A Busto Arsizio arrivano le piste ciclabili light

Il Comune di Busto Arsizio, con in prima linea gli assessori Massimo Rogora e Laura Rogora, è molto attento alle conseguenze che la ripresa di molte attività commerciali produrrà su viabilità cittadina e ambiente, dopo le settimane di emergenza da Coronavirus.

Per  questo sono ripresi i contatti con esperti e, in particolare, con Legambiente e la sua presidente Paola Gandini, per studiare le contromisure da adottare per scongiurare il pericolo di non poter far fronte all’enorme numero di veicoli privati che si riverseranno in strada.

Del resto, con gli obblighi imposti di evitare gli assembramenti e rispettare le necessarie distanze interpersonali, i mezzi del trasporto pubblico sono un elemento sul quale non contare come nel periodo precedente l’emergenza sanitaria.

Come si legge in una nota, è nata l’idea, già riferita dal sindaco Emanuele Antonelli durante il Consiglio comunale del 9 maggio, di immaginare una città differente, più a misura d’uomo, dove gli spostamenti avvengono non soltanto con i veicoli privati, ma viene incoraggiata la mobilità sostenibile.

Questa è l’occasione per avviare un progetto di piste ciclabili, da realizzare in modo veloce.
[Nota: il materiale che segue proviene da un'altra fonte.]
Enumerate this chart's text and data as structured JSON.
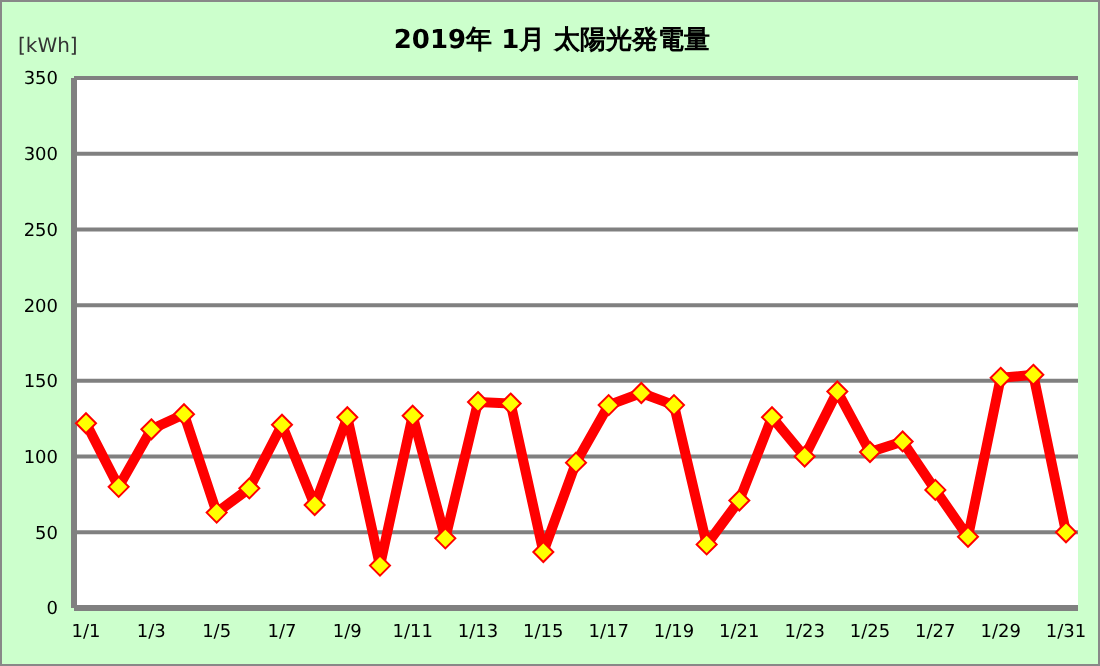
{
  "chart_data": {
    "type": "line",
    "title": "2019年 1月  太陽光発電量",
    "ylabel": "[kWh]",
    "categories": [
      "1/1",
      null,
      "1/3",
      null,
      "1/5",
      null,
      "1/7",
      null,
      "1/9",
      null,
      "1/11",
      null,
      "1/13",
      null,
      "1/15",
      null,
      "1/17",
      null,
      "1/19",
      null,
      "1/21",
      null,
      "1/23",
      null,
      "1/25",
      null,
      "1/27",
      null,
      "1/29",
      null,
      "1/31"
    ],
    "series": [
      {
        "color": "#ff0000",
        "values": [
          122,
          80,
          118,
          128,
          63,
          79,
          121,
          68,
          126,
          28,
          127,
          46,
          136,
          135,
          37,
          96,
          134,
          142,
          134,
          42,
          71,
          126,
          100,
          143,
          103,
          110,
          78,
          47,
          152,
          154,
          50
        ]
      }
    ],
    "ylim": [
      0,
      350
    ],
    "yticks": [
      0,
      50,
      100,
      150,
      200,
      250,
      300,
      350
    ],
    "grid": "y",
    "marker": "diamond",
    "line_style": "solid"
  }
}
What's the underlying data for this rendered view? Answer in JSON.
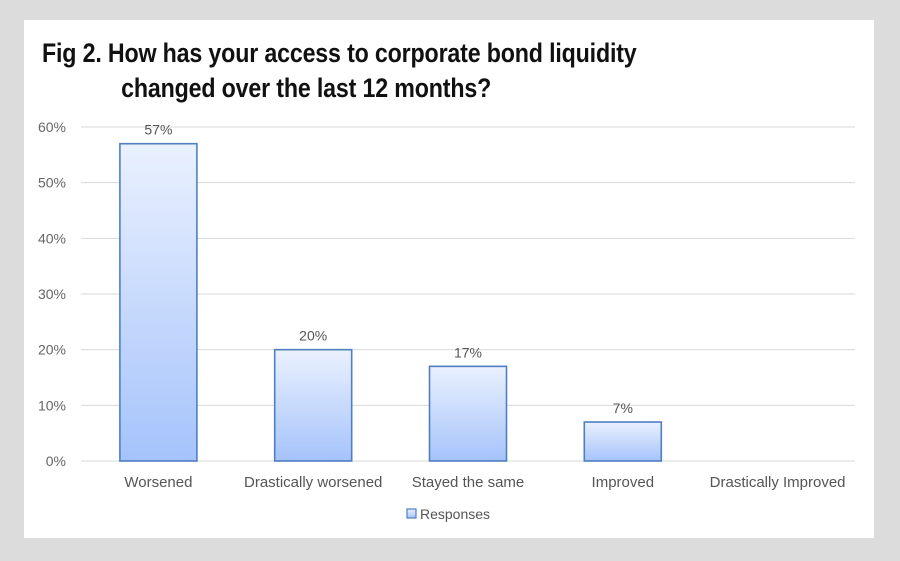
{
  "chart_data": {
    "type": "bar",
    "title_lines": [
      "Fig 2. How has your access to corporate bond liquidity",
      "changed over the last 12 months?"
    ],
    "categories": [
      "Worsened",
      "Drastically worsened",
      "Stayed the same",
      "Improved",
      "Drastically Improved"
    ],
    "series": [
      {
        "name": "Responses",
        "values": [
          57,
          20,
          17,
          7,
          0
        ],
        "labels": [
          "57%",
          "20%",
          "17%",
          "7%",
          ""
        ]
      }
    ],
    "yticks": [
      "0%",
      "10%",
      "20%",
      "30%",
      "40%",
      "50%",
      "60%"
    ],
    "ylim": [
      0,
      60
    ],
    "grid": true,
    "legend_position": "bottom",
    "colors": {
      "bar_top": "#eaf1fe",
      "bar_bottom": "#a5c3fb",
      "bar_stroke": "#4f7fc0",
      "grid": "#d9d9d9"
    }
  }
}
Pertanto, sono già al lavoro i tecnici comunali, che stanno mappando le aree e le strade del Comune per valutare la fattibilità di un progetto straordinario che potrebbe far nascere molti chilometri di piste ciclabili in poco tempo, finanche prima della ripartenza delle scuole.

Il lavoro, che si basa su PGT e Piano Urbano del Traffico approvato e in fase di aggiornamento, non consiste nel disegnare strisce per terra, destinate a essere poco utilizzate e poi cancellate dal solito traffico. Si tratta, invece, di un lavoro partito a marzo che vuole essere l’anticipazione di qualcosa che diverrà definitivo e che deve essere corretto, in linea con la normativa, sicuro.

Legambiente ha prodotto studi completi di raffronto con quanto avviene in altre città europee, molto utili perchè dimostrano che forme diverse di gestione delle strade sono possibili e producono effetti positivi dove sono sperimentate.

Ma ha studiato anche proposte operative che i tecnici comunali stanno attentamente valutando: le strade interessate sono molte e le modalità di convivenza fra le differenti tipologie di mezzi adattabili alla realtà locale.

Nei prossimi giorni, con l’avanzare del lavoro tecnico, è prevista una teleconferenza con la partecipazione degli assessori e con il Presidente di Legambiente per illustrare con dovizia di particolari le soluzioni da proporre agli organi competenti. “Non possiamo far finta che non sia successo nulla e riprendere come niente fosse la nostra vita, senza ricordare le migliaia di persone che non ce l’hanno fatta, approfittiamo, però, dell’emergenza con cui siamo costretti a convivere per cambiare un pochino in meglio le nostre abitudini, camminando di più e usando mezzi sostenibili per fare le nostre commissioni in città. Così facendo, ci facciamo del bene e tuteliamo l’ambiente, ma non solo, approfittiamo di bar e negozi di vicinato che nel periodo di lockdown hanno funzionato bene e ci hanno fornito un servizio eccellente, sempre rispettoso delle regole”, il commento del sindaco Antonelli.